Can you get and post a picture of it? It *might* be one of the zillion varieties of oak.
Celia Revel wrote:I've searched the main tree id sites, and come up with noting. This tree our neighbor has has got to be a permaculture tree, but I have no idea what. It takes drought and summer heat, sends seedlings all over the place. Grows fast. I don't think it sheds its leaves. It is the weirdest thing. It has two types of leaves on the same tree. One leaf is oval, and the other leaf looks exactly the same, but it has lobes, different numbers depending on I don't know what. The leaves are not shiny but kind of velvety, and the bark is silvery. It doesn't look like anything from around here.
Just the description of the leaves makes me think of sassafras, but we really need pictures as Topher says. If it is sasafrass you should notice a really nice smell from the crushed leaves (used in gumbo) and definitely a 'sasafrass' smell from the roots.
The first one is a close up of the variable leaves. Note how some are lobed and others are not. The second one is an overall view of the tree as a whole. The bark is silvery.
I hope these appear.
Celia Revel wrote:Ok, at least the second one showed up. The one that says photobucket on it. I guess you have to use the URL button, not the Img button to link to pictures. Thanks for your patience.
Celia, After opening the reply box, you can use the 'attachment' button at the bottom of the reply box (to the right of the options button0. Then you can post the picture right with your reply and don't need a link.
Celia Revel wrote:Mystery solved.
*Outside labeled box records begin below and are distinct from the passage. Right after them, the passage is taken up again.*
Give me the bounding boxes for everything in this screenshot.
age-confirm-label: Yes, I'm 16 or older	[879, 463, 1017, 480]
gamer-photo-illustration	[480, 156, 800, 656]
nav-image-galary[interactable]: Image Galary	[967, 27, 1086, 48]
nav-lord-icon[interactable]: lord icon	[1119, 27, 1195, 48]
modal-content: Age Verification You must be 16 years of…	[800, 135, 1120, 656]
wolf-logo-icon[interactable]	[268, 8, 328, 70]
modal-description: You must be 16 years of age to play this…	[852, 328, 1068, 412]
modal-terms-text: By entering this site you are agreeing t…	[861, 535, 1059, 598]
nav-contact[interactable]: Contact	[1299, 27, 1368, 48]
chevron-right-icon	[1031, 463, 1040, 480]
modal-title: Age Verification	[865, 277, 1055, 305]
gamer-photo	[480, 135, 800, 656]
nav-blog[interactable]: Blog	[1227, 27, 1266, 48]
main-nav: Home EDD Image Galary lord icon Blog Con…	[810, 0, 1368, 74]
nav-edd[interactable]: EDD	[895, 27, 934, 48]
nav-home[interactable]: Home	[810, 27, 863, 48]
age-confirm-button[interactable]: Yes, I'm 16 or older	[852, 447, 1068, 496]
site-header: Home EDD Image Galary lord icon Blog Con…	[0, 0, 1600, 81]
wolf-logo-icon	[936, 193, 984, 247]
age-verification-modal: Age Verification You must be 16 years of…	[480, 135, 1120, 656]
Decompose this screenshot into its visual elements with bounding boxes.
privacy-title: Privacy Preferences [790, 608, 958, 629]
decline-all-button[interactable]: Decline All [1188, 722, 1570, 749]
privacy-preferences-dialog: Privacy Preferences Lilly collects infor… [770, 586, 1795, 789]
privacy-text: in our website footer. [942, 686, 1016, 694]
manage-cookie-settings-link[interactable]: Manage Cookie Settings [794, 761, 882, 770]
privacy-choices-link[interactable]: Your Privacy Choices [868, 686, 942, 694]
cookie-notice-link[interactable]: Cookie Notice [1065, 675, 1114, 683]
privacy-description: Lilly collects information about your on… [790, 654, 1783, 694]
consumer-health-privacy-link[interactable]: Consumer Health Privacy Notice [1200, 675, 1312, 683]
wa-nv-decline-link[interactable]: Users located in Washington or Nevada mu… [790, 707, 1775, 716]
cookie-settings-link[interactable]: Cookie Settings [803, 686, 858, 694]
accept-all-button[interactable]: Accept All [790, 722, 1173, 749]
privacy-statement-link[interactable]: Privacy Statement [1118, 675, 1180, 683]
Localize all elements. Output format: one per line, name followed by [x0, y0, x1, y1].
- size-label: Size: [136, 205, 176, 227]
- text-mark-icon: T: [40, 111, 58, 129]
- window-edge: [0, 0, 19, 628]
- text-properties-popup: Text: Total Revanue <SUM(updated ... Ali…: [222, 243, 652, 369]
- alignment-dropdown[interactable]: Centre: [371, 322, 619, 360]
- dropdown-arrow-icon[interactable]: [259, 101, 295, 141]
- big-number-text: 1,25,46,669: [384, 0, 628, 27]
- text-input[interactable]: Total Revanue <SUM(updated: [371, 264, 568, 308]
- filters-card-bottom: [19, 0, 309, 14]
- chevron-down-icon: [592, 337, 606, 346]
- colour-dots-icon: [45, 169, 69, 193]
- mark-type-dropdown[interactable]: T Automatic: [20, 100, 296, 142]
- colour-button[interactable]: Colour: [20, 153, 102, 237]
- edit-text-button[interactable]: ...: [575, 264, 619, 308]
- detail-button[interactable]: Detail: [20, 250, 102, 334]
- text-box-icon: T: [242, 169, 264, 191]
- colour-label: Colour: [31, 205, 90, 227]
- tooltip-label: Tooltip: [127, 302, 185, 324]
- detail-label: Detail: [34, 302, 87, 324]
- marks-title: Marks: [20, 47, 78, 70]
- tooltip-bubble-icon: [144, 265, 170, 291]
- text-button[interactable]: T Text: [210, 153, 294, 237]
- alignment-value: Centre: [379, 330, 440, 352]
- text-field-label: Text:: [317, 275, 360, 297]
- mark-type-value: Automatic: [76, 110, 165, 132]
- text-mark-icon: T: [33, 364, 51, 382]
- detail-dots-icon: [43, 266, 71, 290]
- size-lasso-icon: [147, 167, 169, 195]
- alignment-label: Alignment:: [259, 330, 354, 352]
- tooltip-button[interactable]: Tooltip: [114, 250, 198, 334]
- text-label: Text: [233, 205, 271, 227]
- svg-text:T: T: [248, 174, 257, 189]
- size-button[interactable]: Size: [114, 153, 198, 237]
After much searching, I have found that even though this has the distinctive marks of a sassafras tree, it is indeed not a sassafras. Apparently there is an imposter out there called the paper mulberry. It is native to Asia, a pioneer species, and considered invasive in some areas. I knew this had all the markings of permaculture.
I had doubts about the sassafras ID. My yard has sassafras as a chop and drop weed and, although the leaves are similar, they did not look quite right. I've also never seen a sassafras nearly that big, as far as I can recall.